El comandante en jefe de la Armada de Uruguay, Oscar Debali, admitió ayer que la imagen de la fuerza está dañada por la investigación sobre un presunto fraude por compras irregulares que investiga la Justicia. “Es la imagen de la Armada la que está dañada”, señaló Debali. “Pido que no se juzgue a la institución por este hecho, porque debe separarse de lo que es la Armada y lo que hace la Armada.”
En la Armada, los separados son dos capitanes de navío y otros tantos capitanes de fragata. Uno de ellos ejerce funciones como agregado militar en Brasil, desde donde debió regresar. El caso de la Armada está en manos de la jueza Graciela Gatti, quien según medios de prensa locales constató compras fraudulentas por valor de entre tres y cinco millones de dólares que datan desde el año 2000.
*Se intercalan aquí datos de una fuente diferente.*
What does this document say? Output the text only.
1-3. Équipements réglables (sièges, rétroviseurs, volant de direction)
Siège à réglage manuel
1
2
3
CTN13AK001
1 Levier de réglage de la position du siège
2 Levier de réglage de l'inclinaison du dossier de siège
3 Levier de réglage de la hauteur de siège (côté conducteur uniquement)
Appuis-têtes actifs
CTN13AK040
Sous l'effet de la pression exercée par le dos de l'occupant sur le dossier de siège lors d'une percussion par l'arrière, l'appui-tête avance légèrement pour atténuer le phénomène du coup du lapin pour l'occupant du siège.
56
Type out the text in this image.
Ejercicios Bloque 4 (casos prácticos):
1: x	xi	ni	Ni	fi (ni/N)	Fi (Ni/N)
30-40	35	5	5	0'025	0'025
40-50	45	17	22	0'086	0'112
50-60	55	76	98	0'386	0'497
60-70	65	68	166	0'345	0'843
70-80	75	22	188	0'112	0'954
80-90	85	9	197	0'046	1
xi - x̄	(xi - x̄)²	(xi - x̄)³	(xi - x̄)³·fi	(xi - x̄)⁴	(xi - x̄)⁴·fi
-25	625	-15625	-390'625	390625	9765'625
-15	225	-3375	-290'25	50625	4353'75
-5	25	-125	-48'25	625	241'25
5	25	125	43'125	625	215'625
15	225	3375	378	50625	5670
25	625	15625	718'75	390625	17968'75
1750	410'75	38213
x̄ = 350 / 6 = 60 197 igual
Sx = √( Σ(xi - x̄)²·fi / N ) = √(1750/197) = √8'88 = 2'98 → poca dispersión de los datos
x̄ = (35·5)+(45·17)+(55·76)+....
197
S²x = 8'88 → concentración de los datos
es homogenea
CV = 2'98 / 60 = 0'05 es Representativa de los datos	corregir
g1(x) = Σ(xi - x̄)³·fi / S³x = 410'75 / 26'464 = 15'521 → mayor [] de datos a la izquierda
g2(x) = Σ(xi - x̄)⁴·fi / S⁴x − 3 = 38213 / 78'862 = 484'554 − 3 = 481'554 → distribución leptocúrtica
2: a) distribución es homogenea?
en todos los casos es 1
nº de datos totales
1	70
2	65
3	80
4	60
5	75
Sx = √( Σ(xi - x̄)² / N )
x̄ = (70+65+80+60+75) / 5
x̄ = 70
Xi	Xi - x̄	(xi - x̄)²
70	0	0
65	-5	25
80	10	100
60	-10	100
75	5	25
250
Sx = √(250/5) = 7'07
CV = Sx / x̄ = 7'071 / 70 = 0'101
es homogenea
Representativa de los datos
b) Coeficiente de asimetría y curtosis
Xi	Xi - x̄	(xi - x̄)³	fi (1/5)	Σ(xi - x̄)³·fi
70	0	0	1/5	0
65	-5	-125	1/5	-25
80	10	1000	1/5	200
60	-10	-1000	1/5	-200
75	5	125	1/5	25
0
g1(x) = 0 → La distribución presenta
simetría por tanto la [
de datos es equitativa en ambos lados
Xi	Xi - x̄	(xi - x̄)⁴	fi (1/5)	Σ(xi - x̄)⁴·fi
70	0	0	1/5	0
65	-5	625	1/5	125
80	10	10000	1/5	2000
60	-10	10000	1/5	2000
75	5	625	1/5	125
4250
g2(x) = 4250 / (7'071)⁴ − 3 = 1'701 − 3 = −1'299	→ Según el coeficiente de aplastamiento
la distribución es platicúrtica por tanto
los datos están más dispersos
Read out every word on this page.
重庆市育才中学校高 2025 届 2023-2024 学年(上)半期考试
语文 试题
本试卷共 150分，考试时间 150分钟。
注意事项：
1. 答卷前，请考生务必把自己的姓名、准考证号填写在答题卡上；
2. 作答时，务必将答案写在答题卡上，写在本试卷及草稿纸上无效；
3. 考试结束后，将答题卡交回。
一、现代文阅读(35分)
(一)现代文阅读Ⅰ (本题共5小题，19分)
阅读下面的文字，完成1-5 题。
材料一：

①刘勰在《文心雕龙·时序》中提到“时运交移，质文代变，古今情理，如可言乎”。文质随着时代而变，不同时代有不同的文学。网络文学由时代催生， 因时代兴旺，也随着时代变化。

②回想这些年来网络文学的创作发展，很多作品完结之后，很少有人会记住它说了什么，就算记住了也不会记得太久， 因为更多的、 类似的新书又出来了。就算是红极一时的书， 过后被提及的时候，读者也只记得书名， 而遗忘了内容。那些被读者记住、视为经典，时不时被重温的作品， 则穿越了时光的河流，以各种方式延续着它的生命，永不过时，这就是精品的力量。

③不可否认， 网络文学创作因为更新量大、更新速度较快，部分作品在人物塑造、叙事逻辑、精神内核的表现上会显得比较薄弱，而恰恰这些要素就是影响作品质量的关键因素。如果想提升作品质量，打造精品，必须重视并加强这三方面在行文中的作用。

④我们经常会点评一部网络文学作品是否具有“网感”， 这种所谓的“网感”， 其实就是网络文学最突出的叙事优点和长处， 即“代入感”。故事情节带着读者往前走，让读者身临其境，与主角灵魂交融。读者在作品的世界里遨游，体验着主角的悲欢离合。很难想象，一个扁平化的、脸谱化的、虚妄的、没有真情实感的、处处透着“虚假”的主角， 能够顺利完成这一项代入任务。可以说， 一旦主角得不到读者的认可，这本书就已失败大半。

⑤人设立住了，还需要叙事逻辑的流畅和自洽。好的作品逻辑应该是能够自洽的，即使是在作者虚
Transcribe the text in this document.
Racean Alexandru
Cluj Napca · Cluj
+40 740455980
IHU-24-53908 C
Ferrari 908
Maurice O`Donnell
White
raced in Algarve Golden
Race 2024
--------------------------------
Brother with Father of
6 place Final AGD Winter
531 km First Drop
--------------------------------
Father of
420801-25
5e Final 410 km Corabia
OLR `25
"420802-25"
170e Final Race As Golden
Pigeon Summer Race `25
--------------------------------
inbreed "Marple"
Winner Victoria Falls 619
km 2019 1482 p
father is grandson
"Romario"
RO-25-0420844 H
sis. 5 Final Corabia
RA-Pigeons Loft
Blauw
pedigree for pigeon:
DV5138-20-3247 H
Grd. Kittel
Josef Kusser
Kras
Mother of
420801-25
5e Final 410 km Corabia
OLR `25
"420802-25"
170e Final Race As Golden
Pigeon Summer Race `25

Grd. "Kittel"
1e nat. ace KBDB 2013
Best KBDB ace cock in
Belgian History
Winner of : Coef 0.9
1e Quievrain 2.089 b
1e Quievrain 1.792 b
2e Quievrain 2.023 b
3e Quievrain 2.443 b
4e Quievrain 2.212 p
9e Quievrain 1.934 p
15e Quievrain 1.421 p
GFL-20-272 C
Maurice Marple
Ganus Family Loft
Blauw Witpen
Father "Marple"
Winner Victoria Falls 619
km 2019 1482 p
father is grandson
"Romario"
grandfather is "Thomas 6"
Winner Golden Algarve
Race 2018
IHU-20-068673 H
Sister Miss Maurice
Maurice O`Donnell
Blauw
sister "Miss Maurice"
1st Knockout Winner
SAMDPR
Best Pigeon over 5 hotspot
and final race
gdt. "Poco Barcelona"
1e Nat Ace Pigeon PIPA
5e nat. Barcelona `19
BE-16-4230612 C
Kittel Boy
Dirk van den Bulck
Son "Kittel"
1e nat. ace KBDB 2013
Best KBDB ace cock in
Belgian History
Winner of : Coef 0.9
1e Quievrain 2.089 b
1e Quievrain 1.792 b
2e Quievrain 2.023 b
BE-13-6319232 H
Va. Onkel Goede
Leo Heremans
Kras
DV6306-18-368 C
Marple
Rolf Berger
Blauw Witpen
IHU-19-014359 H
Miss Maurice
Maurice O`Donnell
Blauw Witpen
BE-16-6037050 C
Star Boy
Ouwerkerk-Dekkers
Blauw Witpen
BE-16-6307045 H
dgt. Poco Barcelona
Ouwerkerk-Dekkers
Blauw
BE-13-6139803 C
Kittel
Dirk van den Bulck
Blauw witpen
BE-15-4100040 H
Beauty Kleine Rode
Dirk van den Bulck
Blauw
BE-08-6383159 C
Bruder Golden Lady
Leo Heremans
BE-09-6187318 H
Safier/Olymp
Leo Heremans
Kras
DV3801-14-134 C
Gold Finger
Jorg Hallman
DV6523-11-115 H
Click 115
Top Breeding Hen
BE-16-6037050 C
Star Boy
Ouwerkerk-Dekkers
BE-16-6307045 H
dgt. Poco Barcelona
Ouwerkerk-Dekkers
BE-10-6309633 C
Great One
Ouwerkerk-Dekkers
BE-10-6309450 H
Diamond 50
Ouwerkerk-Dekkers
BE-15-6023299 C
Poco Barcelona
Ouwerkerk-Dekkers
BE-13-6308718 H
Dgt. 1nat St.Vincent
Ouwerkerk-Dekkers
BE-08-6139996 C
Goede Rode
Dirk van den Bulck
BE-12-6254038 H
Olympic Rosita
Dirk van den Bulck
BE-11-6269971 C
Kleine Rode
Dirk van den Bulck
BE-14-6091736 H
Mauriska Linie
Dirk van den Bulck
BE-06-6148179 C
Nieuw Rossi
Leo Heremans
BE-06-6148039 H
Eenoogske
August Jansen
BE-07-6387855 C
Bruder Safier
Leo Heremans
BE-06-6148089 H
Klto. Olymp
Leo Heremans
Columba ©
Gatti ordenó la investigación a la nueva oficina en crimen organizado del Ministerio del Interior con alcance nacional y a cargo de Interpol y allí se les tomó declaraciones hasta ahora a unas veinte personas.
Las Fuerzas Armadas uruguayas quedaron al margen de ser juzgadas por crímenes cometidos durante la última dictadura después de que la población uruguaya votara en octubre pasado para ratificar la llamada Ley de Caducidad, una aministía dictada por el gobierno de Julio María Sanguinetti en 1986, y que ya había sido ratificada por plebiscito en 1989.